Bahn-Personalvorstand GDL-Spitze verweigert Transparenz

„Die GDL-Funktionäre wollen offensichtlich gar nicht reden oder verhandeln.“

Berlin – Die Deutsche Bahn hat enttäuscht auf das Nein der Lokführergewerkschaft GDL zu einem neuen Vorschlag der DB reagiert: „Die GDL-Spitze verweigert Transparenz durch die von uns vorgeschlagene unabhängige Persönlichkeit – eine Transparenz, die sie immer wieder selbst eingefordert hatte“, so Bahn-Personalvorstand Ulrich Weber am Donnerstag. „Egal was vorgeschlagen wird, die GDL-Funktionäre wollen offensichtlich gar nicht reden oder verhandeln.“

Bahn-Chef Rüdiger Grube hatte am Mittwoch vorgeschlagen, Brandenburgs früheren Ministerpräsidenten Matthias Platzeck (SPD) als Vermittler in dem Tarifkonflikt einzusetzen. GDL-Chef Claus Weselsky hatte zunächst von einem „PR-Gag“ gesprochen, dann aber eine Prüfung des Vorschlags zugesagt. Am Donnerstagnachmittag hatte Weselsky dann erklärt, dass der Streik bei der Bahn wie geplant fortgesetzt werde.

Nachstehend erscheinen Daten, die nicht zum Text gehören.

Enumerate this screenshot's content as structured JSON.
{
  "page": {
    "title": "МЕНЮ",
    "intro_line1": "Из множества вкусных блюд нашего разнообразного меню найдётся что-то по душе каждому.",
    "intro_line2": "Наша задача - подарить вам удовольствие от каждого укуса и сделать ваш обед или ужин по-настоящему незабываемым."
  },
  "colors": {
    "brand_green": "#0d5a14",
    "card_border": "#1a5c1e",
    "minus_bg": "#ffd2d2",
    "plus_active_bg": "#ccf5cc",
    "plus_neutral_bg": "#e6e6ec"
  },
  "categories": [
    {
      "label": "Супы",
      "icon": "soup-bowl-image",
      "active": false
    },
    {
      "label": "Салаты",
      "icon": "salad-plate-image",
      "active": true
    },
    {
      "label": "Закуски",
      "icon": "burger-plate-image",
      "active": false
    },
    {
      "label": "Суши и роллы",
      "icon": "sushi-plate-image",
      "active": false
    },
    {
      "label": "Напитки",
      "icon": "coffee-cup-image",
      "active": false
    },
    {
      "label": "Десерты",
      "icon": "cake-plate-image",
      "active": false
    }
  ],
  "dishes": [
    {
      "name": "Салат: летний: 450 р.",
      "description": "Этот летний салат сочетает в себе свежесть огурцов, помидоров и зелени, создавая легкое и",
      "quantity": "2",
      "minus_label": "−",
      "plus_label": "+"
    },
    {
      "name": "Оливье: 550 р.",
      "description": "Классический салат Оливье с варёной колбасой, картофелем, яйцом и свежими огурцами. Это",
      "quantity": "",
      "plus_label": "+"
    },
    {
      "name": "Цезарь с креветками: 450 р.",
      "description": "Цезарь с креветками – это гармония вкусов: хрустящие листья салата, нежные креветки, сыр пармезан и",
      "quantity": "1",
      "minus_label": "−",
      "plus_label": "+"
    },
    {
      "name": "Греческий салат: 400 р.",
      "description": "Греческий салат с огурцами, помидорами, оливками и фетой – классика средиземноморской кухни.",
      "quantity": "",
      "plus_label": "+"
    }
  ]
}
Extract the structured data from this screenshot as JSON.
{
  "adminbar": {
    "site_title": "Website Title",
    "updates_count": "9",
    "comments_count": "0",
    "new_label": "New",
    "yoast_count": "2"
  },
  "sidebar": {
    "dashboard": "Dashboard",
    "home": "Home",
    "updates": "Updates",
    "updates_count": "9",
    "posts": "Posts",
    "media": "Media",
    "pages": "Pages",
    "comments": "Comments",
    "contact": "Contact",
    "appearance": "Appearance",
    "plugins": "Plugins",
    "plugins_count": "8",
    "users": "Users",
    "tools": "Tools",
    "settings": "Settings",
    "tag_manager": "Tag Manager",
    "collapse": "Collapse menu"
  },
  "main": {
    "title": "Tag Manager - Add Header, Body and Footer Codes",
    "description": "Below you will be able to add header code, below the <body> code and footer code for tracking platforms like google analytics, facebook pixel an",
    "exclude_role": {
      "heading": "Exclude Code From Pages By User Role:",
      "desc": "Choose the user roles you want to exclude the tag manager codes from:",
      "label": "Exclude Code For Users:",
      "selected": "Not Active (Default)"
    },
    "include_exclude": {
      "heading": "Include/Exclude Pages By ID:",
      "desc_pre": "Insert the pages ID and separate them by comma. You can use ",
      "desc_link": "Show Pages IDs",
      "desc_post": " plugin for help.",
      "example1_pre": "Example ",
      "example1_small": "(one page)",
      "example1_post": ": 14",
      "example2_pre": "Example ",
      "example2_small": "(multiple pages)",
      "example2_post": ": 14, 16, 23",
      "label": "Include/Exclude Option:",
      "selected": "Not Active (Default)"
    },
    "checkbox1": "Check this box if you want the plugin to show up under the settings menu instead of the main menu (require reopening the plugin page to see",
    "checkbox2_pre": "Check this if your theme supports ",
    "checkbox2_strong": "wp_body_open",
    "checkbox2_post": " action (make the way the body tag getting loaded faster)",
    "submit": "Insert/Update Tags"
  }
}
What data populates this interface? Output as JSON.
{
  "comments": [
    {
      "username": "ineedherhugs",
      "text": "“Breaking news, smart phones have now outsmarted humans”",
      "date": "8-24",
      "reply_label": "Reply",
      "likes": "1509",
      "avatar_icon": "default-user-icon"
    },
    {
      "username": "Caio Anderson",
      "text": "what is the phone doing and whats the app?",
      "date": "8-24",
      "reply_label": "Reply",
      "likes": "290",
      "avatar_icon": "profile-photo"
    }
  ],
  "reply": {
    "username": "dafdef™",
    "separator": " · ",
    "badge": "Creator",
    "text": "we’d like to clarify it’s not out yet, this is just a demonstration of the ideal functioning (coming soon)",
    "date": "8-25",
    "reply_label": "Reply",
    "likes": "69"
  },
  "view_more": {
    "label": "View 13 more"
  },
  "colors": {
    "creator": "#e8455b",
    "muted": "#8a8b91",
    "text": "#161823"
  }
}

Die Lokführer bestreiken seit Montagnachmittag den Güterverkehr der Deutschen Bahn, seit der Nacht zum Dienstag ist auch der Personenverkehr betroffen. Der Streik, der bis zum Sonntagmorgen andauern soll, trifft Millionen Pendler und Reisende, Ökonomen befürchten Millionenschäden für die Wirtschaft.